As shown in FIG. 5, the flow passage distribution plates 10b, 10b in which the connection between the opening of the introduction passage of the adapter block 11 and the supply flow passage opening is changed
By selecting the necessary one from c and 10d and replacing it with the required one, a multilayer sheet (or film) having a layer structure as shown in Fig. 8 (b), (c) and (d) can be arbitrarily formed. . Therefore, according to the present invention, when changing the layer structure, the flow channel distribution plates 10a to 10d may be exchanged, and there is no need to replace the conduits or change the processing raw material of the extruder as in the conventional case. .

(Effects of the Invention) As described in detail above, according to the present invention, it is possible to immediately respond to the recent multi-layering of sheets and films and the diversification of the layer structure, and therefore, it is possible to perform high-mix low-volume production. The effect of the present invention is great in a factory. That is, according to the present invention, it is possible to easily obtain a desired layer constitution without changing the processing raw material of the extruder or replacing the conduit as in the conventional case, and to obtain the desired number of layers and the desired layer number. It is possible to dispose the resin to be used on the roll surface (shining surface) side. Further, the structure around the adapter is simple, and especially when the number of laminated layers exceeds three, workability is improved and its effect is great.

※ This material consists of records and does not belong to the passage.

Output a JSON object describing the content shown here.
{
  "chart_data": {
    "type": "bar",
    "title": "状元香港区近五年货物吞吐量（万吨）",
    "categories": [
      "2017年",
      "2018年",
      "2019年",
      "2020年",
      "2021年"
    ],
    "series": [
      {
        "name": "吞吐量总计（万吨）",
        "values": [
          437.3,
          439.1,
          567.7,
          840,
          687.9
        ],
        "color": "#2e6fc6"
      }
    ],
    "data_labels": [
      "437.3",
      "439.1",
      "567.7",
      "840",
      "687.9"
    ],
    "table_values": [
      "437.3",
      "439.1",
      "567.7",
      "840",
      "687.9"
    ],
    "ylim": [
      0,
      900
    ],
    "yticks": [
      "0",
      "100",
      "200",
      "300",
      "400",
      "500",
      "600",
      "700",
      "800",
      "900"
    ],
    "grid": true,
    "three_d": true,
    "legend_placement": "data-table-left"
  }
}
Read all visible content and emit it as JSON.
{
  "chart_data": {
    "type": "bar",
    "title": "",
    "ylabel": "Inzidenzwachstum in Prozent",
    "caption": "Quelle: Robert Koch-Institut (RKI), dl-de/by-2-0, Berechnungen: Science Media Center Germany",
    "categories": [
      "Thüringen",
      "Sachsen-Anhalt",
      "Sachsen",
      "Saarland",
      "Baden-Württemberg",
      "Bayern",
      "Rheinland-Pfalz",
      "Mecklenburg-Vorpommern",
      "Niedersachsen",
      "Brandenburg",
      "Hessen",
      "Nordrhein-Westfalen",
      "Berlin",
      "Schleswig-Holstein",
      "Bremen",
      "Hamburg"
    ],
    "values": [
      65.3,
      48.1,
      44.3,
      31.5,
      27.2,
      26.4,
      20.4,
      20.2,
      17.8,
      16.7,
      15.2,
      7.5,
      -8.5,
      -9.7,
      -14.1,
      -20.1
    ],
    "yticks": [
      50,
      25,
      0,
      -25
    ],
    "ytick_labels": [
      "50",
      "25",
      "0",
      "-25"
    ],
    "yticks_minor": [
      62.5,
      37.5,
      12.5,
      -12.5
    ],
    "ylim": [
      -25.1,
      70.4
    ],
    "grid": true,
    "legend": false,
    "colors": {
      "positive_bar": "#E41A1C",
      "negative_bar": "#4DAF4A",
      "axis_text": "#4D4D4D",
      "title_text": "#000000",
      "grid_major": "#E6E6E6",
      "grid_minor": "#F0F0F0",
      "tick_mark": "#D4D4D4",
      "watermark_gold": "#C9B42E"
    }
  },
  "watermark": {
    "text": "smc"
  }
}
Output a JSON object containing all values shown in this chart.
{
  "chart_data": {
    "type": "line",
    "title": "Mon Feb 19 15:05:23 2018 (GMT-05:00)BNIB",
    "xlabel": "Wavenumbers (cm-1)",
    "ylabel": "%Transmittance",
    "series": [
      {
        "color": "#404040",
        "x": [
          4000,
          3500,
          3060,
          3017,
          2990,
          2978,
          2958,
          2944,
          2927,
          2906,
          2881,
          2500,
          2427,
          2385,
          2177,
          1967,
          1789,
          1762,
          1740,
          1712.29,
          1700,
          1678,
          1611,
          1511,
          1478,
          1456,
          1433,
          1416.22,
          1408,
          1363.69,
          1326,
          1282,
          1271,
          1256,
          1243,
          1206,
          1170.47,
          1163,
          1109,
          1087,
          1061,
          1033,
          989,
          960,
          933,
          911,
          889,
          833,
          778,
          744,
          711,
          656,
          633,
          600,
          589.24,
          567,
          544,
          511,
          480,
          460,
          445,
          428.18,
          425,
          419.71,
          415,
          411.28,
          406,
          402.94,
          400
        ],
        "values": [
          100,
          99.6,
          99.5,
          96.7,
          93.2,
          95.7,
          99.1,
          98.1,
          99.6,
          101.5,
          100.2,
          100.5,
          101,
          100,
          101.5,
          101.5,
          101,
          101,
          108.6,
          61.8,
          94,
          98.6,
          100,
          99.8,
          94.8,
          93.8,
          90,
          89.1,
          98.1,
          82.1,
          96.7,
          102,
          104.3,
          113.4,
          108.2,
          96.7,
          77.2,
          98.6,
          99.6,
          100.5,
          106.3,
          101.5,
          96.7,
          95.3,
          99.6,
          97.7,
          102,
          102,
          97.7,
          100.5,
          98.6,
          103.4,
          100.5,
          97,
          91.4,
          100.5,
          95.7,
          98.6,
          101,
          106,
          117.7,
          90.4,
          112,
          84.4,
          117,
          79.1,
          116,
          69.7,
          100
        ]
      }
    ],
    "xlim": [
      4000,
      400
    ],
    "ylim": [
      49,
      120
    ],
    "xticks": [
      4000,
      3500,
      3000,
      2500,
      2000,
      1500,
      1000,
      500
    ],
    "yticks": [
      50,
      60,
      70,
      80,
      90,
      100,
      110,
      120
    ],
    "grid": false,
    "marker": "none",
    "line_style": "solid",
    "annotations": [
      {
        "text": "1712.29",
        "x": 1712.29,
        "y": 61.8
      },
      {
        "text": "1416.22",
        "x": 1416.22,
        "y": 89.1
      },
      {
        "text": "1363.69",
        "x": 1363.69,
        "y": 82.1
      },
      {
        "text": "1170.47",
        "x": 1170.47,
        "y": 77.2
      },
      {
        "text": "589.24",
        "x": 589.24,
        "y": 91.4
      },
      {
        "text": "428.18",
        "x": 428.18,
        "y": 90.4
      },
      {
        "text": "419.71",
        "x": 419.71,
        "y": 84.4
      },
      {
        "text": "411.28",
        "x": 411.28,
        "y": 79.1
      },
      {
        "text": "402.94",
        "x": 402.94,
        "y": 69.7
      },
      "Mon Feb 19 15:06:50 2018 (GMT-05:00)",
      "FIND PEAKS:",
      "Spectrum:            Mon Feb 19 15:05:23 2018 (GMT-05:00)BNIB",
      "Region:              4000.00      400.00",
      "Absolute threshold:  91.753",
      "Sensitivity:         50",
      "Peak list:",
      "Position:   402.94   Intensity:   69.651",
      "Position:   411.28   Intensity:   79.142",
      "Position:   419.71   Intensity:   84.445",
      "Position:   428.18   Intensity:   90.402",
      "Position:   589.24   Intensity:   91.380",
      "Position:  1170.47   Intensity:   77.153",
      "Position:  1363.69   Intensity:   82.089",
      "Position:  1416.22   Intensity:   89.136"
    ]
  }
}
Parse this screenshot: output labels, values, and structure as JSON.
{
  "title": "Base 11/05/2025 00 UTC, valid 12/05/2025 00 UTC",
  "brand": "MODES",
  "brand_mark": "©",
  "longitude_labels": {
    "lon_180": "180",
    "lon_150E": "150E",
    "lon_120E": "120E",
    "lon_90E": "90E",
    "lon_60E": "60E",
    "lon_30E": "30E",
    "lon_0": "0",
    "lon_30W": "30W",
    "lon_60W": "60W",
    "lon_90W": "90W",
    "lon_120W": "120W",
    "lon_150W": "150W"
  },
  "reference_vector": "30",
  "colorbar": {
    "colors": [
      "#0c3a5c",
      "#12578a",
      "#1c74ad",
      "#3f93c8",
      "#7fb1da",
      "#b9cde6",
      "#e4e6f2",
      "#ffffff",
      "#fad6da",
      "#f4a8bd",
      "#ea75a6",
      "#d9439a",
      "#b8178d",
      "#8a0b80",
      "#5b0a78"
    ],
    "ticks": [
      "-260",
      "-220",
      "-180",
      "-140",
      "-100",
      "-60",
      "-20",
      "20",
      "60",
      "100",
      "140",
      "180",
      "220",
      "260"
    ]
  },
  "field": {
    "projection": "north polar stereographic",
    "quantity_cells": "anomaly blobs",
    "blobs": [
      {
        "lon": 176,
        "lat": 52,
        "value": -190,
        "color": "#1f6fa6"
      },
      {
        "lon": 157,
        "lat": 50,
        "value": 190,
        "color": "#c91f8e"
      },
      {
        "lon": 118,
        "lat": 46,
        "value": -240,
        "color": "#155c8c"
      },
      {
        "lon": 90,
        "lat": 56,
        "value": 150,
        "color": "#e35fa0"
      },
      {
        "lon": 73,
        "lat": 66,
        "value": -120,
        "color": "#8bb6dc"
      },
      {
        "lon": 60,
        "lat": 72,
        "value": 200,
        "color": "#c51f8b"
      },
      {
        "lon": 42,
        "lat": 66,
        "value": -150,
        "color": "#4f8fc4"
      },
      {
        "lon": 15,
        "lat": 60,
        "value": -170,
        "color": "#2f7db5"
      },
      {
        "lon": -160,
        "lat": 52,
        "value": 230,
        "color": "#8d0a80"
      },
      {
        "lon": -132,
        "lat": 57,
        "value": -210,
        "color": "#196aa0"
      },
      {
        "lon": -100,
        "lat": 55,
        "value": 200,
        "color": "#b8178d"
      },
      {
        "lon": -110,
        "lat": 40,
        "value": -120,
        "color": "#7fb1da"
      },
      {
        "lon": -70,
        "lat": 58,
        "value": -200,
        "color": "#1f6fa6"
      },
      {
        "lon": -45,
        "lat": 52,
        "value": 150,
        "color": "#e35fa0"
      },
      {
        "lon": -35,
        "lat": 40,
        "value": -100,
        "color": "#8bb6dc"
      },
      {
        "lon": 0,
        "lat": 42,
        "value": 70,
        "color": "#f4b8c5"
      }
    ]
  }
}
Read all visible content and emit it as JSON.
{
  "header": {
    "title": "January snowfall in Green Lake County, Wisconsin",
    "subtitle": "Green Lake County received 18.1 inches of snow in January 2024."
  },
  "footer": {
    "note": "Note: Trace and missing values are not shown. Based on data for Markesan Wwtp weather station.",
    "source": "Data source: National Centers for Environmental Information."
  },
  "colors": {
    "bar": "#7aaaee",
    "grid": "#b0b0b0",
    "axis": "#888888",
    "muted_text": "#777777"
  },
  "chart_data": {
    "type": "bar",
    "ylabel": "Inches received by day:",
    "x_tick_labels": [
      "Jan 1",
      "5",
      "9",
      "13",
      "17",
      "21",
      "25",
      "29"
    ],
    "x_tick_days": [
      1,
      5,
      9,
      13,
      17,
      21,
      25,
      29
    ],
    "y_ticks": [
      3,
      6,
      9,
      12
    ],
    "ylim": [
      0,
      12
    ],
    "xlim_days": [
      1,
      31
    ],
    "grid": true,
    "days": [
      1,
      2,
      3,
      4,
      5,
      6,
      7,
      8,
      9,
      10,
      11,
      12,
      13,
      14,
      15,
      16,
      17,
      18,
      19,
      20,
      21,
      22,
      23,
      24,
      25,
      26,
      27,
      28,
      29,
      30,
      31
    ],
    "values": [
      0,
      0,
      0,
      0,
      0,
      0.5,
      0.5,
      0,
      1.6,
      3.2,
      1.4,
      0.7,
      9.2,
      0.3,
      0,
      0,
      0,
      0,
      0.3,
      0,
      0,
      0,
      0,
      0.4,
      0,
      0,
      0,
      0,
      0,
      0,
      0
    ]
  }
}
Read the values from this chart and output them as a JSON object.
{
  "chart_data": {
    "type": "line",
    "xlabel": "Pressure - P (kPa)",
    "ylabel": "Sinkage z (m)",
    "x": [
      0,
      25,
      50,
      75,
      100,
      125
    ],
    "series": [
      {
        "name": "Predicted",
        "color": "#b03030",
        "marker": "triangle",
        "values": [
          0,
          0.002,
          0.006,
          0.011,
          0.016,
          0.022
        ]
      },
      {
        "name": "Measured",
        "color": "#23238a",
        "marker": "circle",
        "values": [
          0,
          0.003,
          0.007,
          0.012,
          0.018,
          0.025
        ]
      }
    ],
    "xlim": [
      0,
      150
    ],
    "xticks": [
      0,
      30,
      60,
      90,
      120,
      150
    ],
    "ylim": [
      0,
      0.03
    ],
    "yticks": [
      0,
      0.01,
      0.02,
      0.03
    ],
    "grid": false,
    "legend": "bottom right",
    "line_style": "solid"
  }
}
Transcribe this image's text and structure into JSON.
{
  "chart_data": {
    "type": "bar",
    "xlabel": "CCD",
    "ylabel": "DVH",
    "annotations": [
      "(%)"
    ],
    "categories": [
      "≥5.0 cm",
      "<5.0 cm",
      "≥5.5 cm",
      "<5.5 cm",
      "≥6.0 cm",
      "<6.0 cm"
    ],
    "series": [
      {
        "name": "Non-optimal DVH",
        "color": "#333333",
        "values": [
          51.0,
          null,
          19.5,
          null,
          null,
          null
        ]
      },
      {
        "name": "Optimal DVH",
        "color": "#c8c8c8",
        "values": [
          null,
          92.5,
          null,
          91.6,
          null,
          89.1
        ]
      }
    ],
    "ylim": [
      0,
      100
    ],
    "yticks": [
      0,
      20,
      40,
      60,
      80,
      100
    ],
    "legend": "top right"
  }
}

Further, according to the present invention, since a manifold block provided with a flow passage that horizontally bypasses the flow passage is attached to a side portion of the adapter block, and the flow passage distribution plate is detachably attached to the upper outer surface of the adapter block by a bolt,
If the bolts are loosened, the flow channel distribution plate can be easily removed and replaced, and since the size of the flow channel distribution plate can be reduced, the flow channel distribution plate becomes light in weight, and the replacement work of the flow channel distribution plate becomes extremely easy.

[Brief description of drawings]

FIG. 1 is a top view of an extrusion adapter assembly portion of a multi-layer extrusion molding machine showing an embodiment of the present invention, FIG. 2 is a side view of the extrusion adapter assembly portion, and FIG. 3 is III-I in FIG.
II sectional view, FIG. 4 is a sectional view taken along line IV in FIG. 3, FIG. 5 is a sectional view taken along line V--V in FIG. 3, and FIG. 6 is III of FIG. 1 showing another layer structure different from that of FIG. ~ III cross section, Fig. 7 (a) (b) (c)
(D) is a cross-sectional view taken along line VII-VII in FIG. 3 showing various embodiments of the flow channel shape of the flow channel distribution plate, and FIGS. 8 (A), (B), (C), and (D) are flow diagrams in FIG. Explanatory drawing which shows the resin flow at the time of use of a road distribution plate, 9th
The figure is a top view of the composite adapter part in the conventional multi-layer extrusion molding machine, FIG. 10 is the same side view, and FIG. 11 is the XIV of FIG.
FIG. 6 is a cross-sectional view of XIV. Description of main parts of the drawing 3,4 ... Conduit, 10,10a to 10e ... Flow passage distribution plate 11,11a ... Adapter block 12,12a ... Manifold block 65,66 ... Extruder

Claims (1)

[Claims] 1. An adapter is provided between a plurality of conduits for guiding melts supplied from a plurality of extruders and a composite die having a plurality of flow paths for laminating and molding the respective melts in the width direction and then laminating. A flow channel distribution plate is provided in which a flow channel for distributing the melt supplied from each of the conduits through a block to a desired flow channel of the composite die is provided, and the adapter block has a side portion of the block. A multi-layer extrusion molding machine, wherein a manifold block having a flow passage horizontally bypassing the flow passage is attached, and the flow passage distribution plate is detachably attached to an upper outer surface of the adapter block by a bolt.